Sunday, March 3, 2013

Will online learning save us?


As president of a local community college I can't help but notice that the latest "quick fix" for California's underfunded public colleges and universities is being heralded in news stories touting a golden age of "digital learning."
These articles propose online classes as the solution to the ongoing crisis in funding for all of California public education; a crisis that persists even with the much-needed passage of Proposition 30.
Call it "The Wizard of Oz" effect: someone posing as the Wizard dazzles us with terms like "digital access," "MOOCs," and "virtual colleges" from behind the think-tank curtain.
These ideas then proliferate in media, touting the cost-saving virtues of online education as a cure for what ails our public systems of higher education.

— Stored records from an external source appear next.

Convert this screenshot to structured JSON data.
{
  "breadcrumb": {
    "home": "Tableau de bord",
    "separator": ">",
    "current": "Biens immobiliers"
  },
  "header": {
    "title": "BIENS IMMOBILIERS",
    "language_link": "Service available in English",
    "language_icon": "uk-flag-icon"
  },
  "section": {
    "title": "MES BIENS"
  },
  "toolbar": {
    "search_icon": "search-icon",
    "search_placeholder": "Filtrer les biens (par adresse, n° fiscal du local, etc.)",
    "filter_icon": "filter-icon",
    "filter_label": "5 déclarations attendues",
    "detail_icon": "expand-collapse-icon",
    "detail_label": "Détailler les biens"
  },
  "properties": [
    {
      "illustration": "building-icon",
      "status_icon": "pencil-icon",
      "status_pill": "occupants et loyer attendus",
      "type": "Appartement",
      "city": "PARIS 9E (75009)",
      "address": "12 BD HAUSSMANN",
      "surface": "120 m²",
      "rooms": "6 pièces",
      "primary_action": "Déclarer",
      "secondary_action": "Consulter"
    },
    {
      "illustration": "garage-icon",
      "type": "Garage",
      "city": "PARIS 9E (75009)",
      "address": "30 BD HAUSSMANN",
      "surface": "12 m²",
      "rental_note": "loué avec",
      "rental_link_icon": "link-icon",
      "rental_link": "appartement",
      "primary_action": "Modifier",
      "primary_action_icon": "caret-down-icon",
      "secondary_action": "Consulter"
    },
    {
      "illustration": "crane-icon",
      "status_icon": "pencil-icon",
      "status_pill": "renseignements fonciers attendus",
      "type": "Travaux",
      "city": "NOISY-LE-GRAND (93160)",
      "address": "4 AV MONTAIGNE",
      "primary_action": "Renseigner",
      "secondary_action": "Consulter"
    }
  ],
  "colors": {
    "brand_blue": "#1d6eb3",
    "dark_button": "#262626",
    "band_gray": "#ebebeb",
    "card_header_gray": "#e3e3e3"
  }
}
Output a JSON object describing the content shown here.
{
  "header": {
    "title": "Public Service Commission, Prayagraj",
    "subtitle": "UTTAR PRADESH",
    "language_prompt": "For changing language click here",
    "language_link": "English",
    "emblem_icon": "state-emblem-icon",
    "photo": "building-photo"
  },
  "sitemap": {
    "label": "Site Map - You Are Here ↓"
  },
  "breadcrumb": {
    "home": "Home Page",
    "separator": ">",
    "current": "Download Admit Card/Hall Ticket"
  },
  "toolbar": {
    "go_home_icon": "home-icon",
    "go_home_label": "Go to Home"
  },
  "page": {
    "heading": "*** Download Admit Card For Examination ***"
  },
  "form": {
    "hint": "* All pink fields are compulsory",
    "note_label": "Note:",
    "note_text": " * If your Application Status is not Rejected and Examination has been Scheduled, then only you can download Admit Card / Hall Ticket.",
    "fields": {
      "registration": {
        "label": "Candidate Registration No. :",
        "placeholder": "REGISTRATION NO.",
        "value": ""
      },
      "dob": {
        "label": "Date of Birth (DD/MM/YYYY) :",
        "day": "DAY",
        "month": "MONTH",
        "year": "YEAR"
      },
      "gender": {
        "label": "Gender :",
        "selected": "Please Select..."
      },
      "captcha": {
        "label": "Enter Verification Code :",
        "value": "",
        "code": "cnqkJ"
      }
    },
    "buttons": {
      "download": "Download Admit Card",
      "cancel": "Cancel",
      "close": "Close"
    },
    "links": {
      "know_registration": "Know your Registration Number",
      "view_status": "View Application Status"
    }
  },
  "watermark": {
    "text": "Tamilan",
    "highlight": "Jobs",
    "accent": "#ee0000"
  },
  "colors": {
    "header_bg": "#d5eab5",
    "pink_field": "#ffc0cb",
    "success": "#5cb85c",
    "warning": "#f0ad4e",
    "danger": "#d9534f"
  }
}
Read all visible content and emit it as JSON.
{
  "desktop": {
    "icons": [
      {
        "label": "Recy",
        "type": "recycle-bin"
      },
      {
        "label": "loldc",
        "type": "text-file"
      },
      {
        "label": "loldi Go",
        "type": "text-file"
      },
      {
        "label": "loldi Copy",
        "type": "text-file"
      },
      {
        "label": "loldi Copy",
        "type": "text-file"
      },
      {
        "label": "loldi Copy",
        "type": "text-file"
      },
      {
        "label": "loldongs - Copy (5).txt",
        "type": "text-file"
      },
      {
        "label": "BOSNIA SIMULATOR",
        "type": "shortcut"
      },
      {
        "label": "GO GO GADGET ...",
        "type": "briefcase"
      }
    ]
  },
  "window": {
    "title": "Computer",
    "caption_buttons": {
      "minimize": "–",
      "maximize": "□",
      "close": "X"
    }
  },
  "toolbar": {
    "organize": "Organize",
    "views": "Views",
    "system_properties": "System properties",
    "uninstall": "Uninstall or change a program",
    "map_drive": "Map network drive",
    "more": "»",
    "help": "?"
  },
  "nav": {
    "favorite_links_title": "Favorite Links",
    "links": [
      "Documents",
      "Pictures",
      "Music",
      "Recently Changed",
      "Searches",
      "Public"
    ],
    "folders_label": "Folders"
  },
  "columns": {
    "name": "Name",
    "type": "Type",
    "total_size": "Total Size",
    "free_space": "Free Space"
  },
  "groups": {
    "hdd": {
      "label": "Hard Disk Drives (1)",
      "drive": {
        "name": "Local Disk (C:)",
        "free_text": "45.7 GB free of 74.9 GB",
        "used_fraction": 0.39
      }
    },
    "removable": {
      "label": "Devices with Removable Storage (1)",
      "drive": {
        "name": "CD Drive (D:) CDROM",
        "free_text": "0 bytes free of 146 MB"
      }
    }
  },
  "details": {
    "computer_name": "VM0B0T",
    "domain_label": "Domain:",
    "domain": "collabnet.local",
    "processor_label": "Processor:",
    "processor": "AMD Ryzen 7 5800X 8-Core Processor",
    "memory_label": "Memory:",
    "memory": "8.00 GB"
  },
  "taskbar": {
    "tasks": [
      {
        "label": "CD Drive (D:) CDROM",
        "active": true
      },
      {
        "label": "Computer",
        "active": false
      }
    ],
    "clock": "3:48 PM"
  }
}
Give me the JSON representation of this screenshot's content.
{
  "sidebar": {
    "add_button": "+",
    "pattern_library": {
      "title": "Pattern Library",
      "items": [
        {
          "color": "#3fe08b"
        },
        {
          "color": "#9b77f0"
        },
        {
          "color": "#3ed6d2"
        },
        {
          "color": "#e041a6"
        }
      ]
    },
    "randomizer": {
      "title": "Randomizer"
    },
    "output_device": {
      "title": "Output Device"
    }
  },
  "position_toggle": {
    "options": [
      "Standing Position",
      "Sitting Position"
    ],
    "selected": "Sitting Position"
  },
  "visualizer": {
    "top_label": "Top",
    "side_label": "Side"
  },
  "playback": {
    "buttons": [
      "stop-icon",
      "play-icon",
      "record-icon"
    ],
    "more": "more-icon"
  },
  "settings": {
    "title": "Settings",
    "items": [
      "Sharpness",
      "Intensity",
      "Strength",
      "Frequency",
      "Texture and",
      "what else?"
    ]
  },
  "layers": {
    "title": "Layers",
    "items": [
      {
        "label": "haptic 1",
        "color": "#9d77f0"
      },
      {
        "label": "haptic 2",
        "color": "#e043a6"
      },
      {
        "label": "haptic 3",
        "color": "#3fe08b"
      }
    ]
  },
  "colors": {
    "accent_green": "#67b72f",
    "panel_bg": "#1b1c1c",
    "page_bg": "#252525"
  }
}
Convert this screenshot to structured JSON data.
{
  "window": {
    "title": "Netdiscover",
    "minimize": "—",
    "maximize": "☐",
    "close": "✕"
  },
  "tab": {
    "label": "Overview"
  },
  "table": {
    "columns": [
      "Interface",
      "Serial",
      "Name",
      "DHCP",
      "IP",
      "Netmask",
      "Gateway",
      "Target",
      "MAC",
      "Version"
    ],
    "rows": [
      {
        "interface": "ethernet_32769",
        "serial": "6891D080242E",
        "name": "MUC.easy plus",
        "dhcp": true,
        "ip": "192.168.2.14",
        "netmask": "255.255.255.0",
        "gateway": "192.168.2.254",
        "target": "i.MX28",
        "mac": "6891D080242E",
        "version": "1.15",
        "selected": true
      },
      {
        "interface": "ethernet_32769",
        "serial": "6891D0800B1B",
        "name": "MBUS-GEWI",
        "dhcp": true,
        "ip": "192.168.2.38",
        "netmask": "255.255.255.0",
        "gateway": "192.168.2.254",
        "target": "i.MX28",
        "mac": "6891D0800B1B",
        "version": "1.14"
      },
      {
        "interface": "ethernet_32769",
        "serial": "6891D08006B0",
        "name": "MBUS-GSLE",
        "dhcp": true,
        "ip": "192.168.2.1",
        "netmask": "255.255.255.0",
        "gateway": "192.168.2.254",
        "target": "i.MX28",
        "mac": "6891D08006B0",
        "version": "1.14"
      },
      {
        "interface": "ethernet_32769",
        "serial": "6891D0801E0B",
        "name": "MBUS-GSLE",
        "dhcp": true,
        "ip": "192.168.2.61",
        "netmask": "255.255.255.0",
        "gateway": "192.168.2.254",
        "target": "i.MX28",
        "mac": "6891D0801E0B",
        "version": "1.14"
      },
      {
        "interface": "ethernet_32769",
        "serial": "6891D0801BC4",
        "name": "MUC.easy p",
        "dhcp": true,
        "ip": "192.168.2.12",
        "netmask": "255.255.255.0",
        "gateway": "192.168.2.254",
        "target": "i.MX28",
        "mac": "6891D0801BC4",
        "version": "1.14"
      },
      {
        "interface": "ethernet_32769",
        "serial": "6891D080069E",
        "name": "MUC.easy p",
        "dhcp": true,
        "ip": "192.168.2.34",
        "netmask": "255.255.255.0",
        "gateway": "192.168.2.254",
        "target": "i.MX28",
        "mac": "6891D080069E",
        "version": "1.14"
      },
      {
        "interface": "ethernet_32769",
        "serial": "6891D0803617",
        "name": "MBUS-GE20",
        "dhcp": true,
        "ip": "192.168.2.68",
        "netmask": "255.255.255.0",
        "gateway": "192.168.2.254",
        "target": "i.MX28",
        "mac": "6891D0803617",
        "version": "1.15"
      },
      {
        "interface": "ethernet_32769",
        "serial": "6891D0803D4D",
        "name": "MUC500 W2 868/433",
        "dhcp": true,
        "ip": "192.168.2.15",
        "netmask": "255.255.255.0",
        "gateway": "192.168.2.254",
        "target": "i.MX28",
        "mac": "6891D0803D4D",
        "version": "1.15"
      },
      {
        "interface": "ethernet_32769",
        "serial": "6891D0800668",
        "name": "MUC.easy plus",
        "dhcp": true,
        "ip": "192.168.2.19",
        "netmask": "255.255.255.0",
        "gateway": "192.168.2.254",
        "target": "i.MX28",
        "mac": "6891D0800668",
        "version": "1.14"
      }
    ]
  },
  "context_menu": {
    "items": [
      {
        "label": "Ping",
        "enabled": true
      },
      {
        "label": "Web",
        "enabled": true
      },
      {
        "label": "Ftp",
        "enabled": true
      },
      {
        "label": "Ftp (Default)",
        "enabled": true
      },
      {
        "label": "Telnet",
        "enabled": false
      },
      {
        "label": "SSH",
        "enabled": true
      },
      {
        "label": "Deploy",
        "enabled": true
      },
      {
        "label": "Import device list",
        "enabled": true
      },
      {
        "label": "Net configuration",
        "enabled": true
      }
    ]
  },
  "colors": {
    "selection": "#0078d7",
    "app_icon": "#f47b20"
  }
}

The governor appears sold on this concept, recently proposing that the first two years of university could be completed by many students online.
In an age in which online media has exploded in importance, why not an "app" for your entire college degree!
As president of a college that has excelled in the development of rigorous online class offerings I support the role of online education. But here is the harsh reality: while online classes have an important role, they are not for every student, and will never replace the access to quality education provided by a teacher in a classroom.
This is especially true for the underprepared students who make up the majority of those entering community colleges.
The attrition -- read: dropout rate -- from online classes is high, as even their most fervent supporters acknowledge.
Here are some facts largely unexamined by the corporate and political promoters of the online panacea: of the approximately 2.5 million students served by the California community colleges, including returning veterans, the vast majority come unprepared for college-level work. With retention rates of 10 percent in many digital classes statewide, online classes will never serve every student, especially the ones needing face-to-face support and basic skills education.
At my college, 96 percent entering full-time freshmen lack college readiness. Research shows that it is these very students who do not thrive in the online environment. They benefit from the classroom setting, the skill of expert teachers and counselors, and the modeling of habits of mind in a real, not virtual, community of learners. Despite the hyperbole about digital classrooms, they will not increase access for those most in need. On the contrary, as corporate think tanks and politicians push the new digital agenda, the large gap between the "haves and the have-nots" in our state will only increase.
Those with tuition money and preparation will enter elite private universities in which they have the full attention of professors and classmates in face-to-face freshman seminars.
Here they are known as "whole" human beings, not just digital presences, advantages that translate into lifetime opportunities. Meanwhile, many underserved students from poor and working-class communities will need to vie for time at library computers (do not assume all students have access to computers at home) to enter a "virtual college class" in which, evidence suggests, they are likely to fail.
California's personal income, already in decline, will decline by 11 percent further by the year 2020 unless the state increases the number of first generation college students successfully completing their degrees and credentials.
The big push to turn the first two years of college for the least prepared into a virtual "make it online or drop out" system distracts from the reality of the real reform we need in California -- a state that is largely failing its youth in public education.
Currently, a minority rules our ability to offer quality public education. The ability to block school funding by a minority vote has turned our state public system, from preschool through university, into among the poorest in the nation.
One good start would be to urge the passage of current legislation allowing a 55 percent majority to vote for parcel taxes in support of their local schools. This would be in the spirit of American democracy and the right to equal access of all California youth to quality public education.

Susan Sperling, Ph.D., is president of Chabot College.